Ketua LPMK Muktiharjo Kidul, Muhamad Muslim, menyampaikan bahwa persoalan TPS tersebut sudah berulang kali terjadi setiap tahun dan hingga kini belum tertangani secara tuntas.
“Ini bukan persoalan baru. Hampir setiap tahun selalu muncul masalah yang sama, sampah tidak terangkut, menumpuk berhari-hari bahkan berminggu-minggu. Warga sudah banyak yang protes,” ujar Muhamad Muslim, Senin (12/1).
Ia menjelaskan, tumpukan sampah kerap dibuang sembarangan hingga meluber ke area sekitar, yang merupakan kawasan rawan genangan.
“Kalau hujan dan terjadi banjir, sampah itu langsung hanyut ke sungai. Seolah-olah kami warga yang membuang sampah ke sungai, padahal faktanya sampah dari TPS yang terbawa arus,” tegasnya.
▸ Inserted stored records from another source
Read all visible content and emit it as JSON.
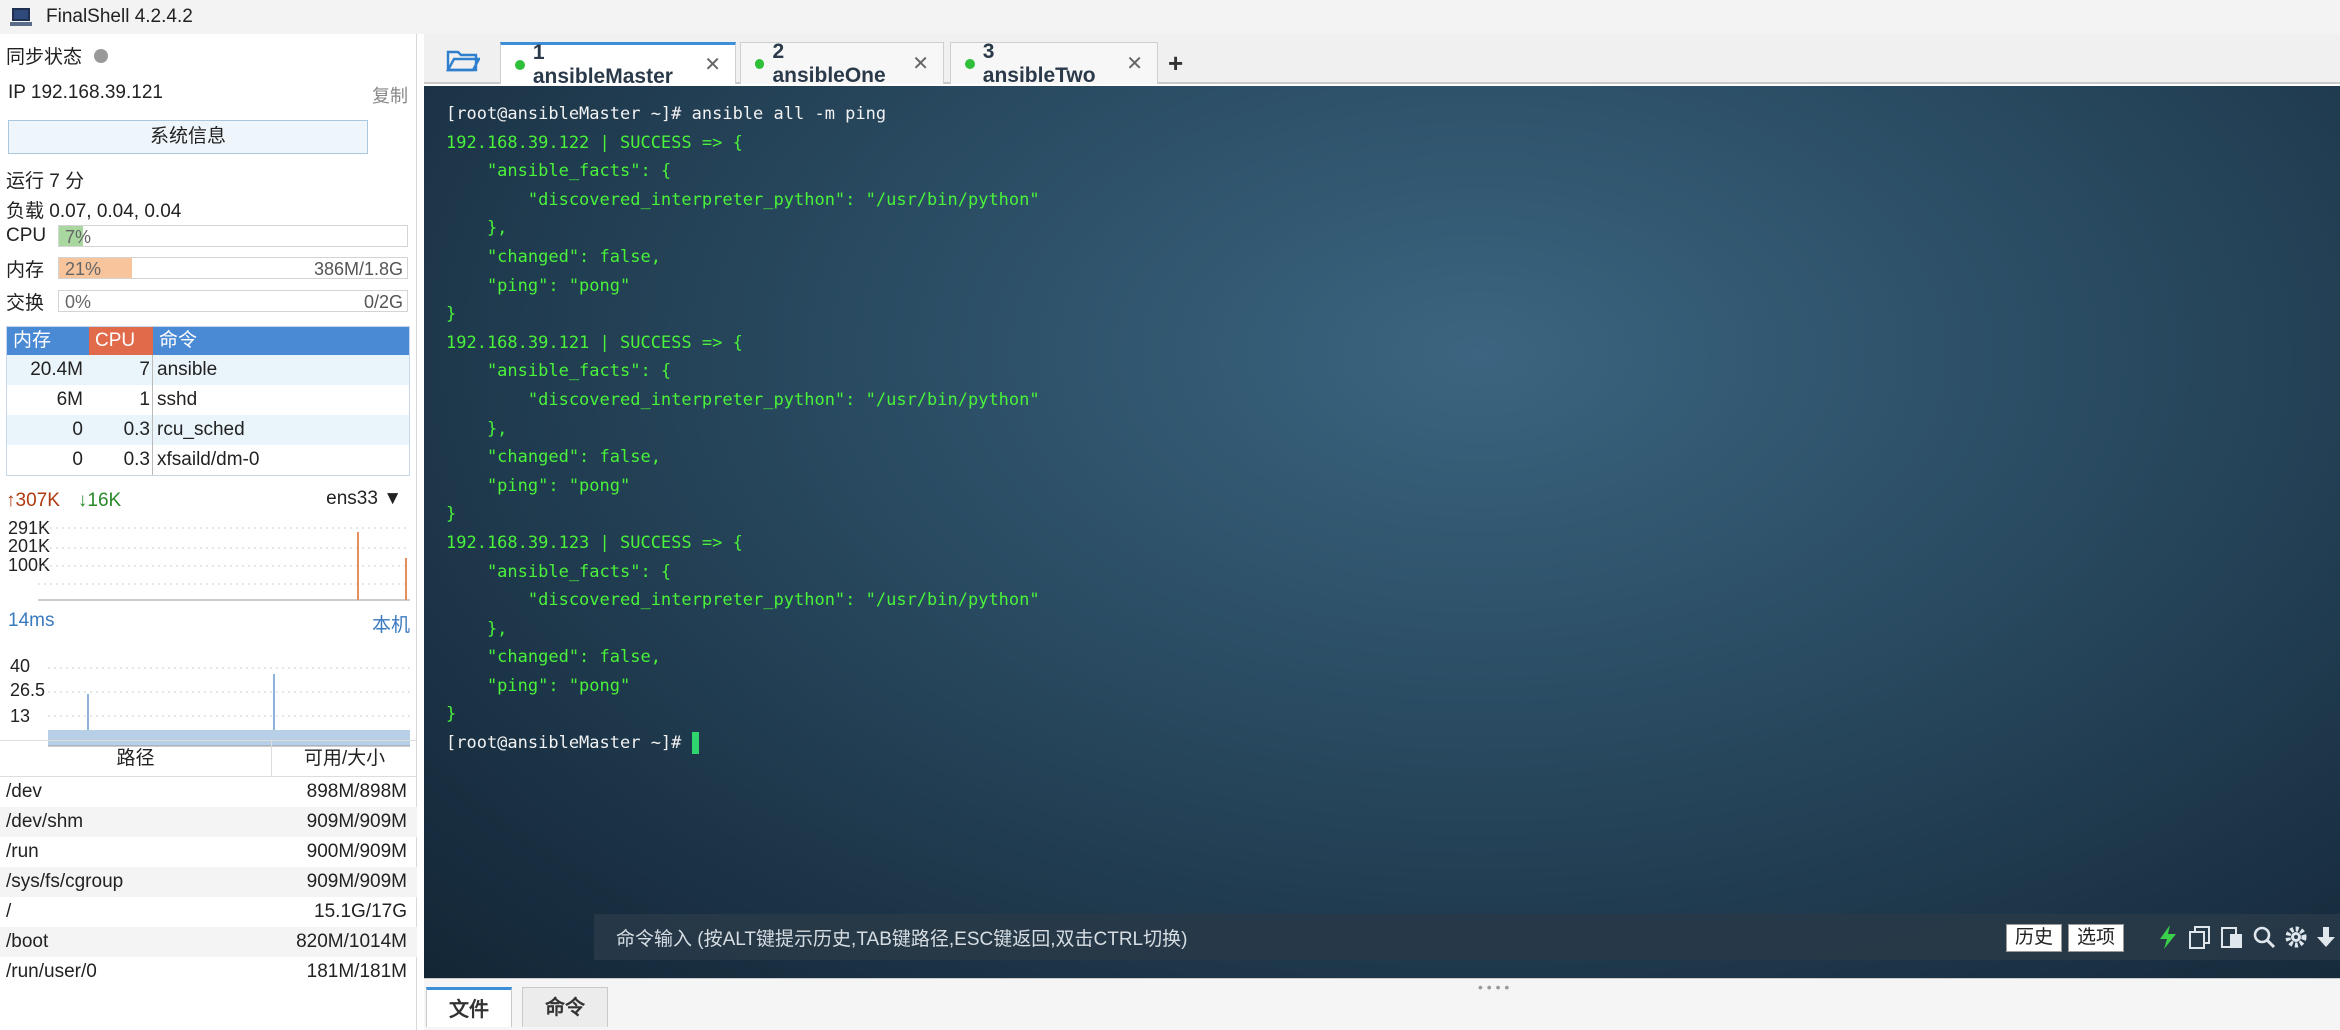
{
  "window": {
    "title": "FinalShell 4.2.4.2"
  },
  "sidebar": {
    "sync_label": "同步状态",
    "ip_label": "IP  192.168.39.121",
    "copy_label": "复制",
    "sysinfo_button": "系统信息",
    "uptime": "运行 7 分",
    "load": "负载 0.07, 0.04, 0.04",
    "cpu": {
      "label": "CPU",
      "percent_text": "7%",
      "fraction": 0.07
    },
    "mem": {
      "label": "内存",
      "percent_text": "21%",
      "amount": "386M/1.8G",
      "fraction": 0.21
    },
    "swap": {
      "label": "交换",
      "percent_text": "0%",
      "amount": "0/2G",
      "fraction": 0
    },
    "proc_headers": {
      "mem": "内存",
      "cpu": "CPU",
      "cmd": "命令"
    },
    "processes": [
      {
        "mem": "20.4M",
        "cpu": "7",
        "cmd": "ansible"
      },
      {
        "mem": "6M",
        "cpu": "1",
        "cmd": "sshd"
      },
      {
        "mem": "0",
        "cpu": "0.3",
        "cmd": "rcu_sched"
      },
      {
        "mem": "0",
        "cpu": "0.3",
        "cmd": "xfsaild/dm-0"
      }
    ],
    "net": {
      "up": "307K",
      "down": "16K",
      "iface": "ens33",
      "ticks": [
        "291K",
        "201K",
        "100K"
      ]
    },
    "ping": {
      "latency": "14ms",
      "target": "本机",
      "ticks": [
        "40",
        "26.5",
        "13"
      ]
    },
    "disk_headers": {
      "path": "路径",
      "size": "可用/大小"
    },
    "disks": [
      {
        "path": "/dev",
        "size": "898M/898M"
      },
      {
        "path": "/dev/shm",
        "size": "909M/909M"
      },
      {
        "path": "/run",
        "size": "900M/909M"
      },
      {
        "path": "/sys/fs/cgroup",
        "size": "909M/909M"
      },
      {
        "path": "/",
        "size": "15.1G/17G"
      },
      {
        "path": "/boot",
        "size": "820M/1014M"
      },
      {
        "path": "/run/user/0",
        "size": "181M/181M"
      }
    ]
  },
  "tabs": [
    {
      "label": "1 ansibleMaster",
      "active": true
    },
    {
      "label": "2 ansibleOne",
      "active": false
    },
    {
      "label": "3 ansibleTwo",
      "active": false
    }
  ],
  "terminal": {
    "lines": [
      {
        "text": "[root@ansibleMaster ~]# ansible all -m ping",
        "color": "white"
      },
      {
        "text": "192.168.39.122 | SUCCESS => {",
        "color": "green"
      },
      {
        "text": "    \"ansible_facts\": {",
        "color": "green"
      },
      {
        "text": "        \"discovered_interpreter_python\": \"/usr/bin/python\"",
        "color": "green"
      },
      {
        "text": "    },",
        "color": "green"
      },
      {
        "text": "    \"changed\": false,",
        "color": "green"
      },
      {
        "text": "    \"ping\": \"pong\"",
        "color": "green"
      },
      {
        "text": "}",
        "color": "green"
      },
      {
        "text": "192.168.39.121 | SUCCESS => {",
        "color": "green"
      },
      {
        "text": "    \"ansible_facts\": {",
        "color": "green"
      },
      {
        "text": "        \"discovered_interpreter_python\": \"/usr/bin/python\"",
        "color": "green"
      },
      {
        "text": "    },",
        "color": "green"
      },
      {
        "text": "    \"changed\": false,",
        "color": "green"
      },
      {
        "text": "    \"ping\": \"pong\"",
        "color": "green"
      },
      {
        "text": "}",
        "color": "green"
      },
      {
        "text": "192.168.39.123 | SUCCESS => {",
        "color": "green"
      },
      {
        "text": "    \"ansible_facts\": {",
        "color": "green"
      },
      {
        "text": "        \"discovered_interpreter_python\": \"/usr/bin/python\"",
        "color": "green"
      },
      {
        "text": "    },",
        "color": "green"
      },
      {
        "text": "    \"changed\": false,",
        "color": "green"
      },
      {
        "text": "    \"ping\": \"pong\"",
        "color": "green"
      },
      {
        "text": "}",
        "color": "green"
      }
    ],
    "prompt": "[root@ansibleMaster ~]# "
  },
  "command_bar": {
    "placeholder": "命令输入 (按ALT键提示历史,TAB键路径,ESC键返回,双击CTRL切换)",
    "history_button": "历史",
    "options_button": "选项",
    "icons": [
      "lightning-icon",
      "copy-icon",
      "paste-icon",
      "search-icon",
      "gear-icon",
      "down-arrow-icon"
    ]
  },
  "bottom_tabs": [
    {
      "label": "文件",
      "active": true
    },
    {
      "label": "命令",
      "active": false
    }
  ],
  "colors": {
    "accent": "#3d8ed8",
    "term_green": "#4af23a",
    "cpu_fill": "#a8d8a0",
    "mem_fill": "#f7c49c"
  }
}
Menurut Muslim, kondisi tersebut tidak hanya menimbulkan bau menyengat dan pencemaran air, tetapi juga merugikan warga secara sosial karena menimbulkan stigma negatif.
“Ini bisa berdampak ke kualitas air, kesehatan, dan citra warga. Padahal sumber masalahnya bukan dari masyarakat,” tambahnya.
LPMK juga menyoroti lemahnya pengawasan serta tidak adanya sistem pendataan yang jelas terkait pembuangan sampah ke TPS tersebut. Ia mendorong adanya sistem kontrol, termasuk pencatatan armada pengangkut, agar jelas asal-usul sampah yang dibuang.
“Kalau ada sistem pendataan, kita bisa tahu siapa membuang dari mana. Jangan sampai TPS ini jadi tempat buangan bebas dari wilayah lain,” katanya.

DLH Akui TPS Disalahgunakan
Menanggapi keluhan warga, Kepala Bidang Pengelolaan Sampah DLH Kota Semarang, Anggie Ardhitia, SH, mengakui bahwa TPS Muktiharjo Kidul sejatinya bukan untuk penampungan sampah jangka panjang.
“TPS itu adalah tempat pembuangan sementara yang sudah ada sejak puluhan tahun, awalnya hanya melayani dua wilayah, yaitu Tlogosari Kulon dan Muktiharjo Kidul,” jelas Anggie, Senin (12/1).
Namun dalam praktiknya, TPS tersebut kerap dimanfaatkan oleh wilayah lain, bahkan dari tengah kota, tanpa pengawasan yang memadai.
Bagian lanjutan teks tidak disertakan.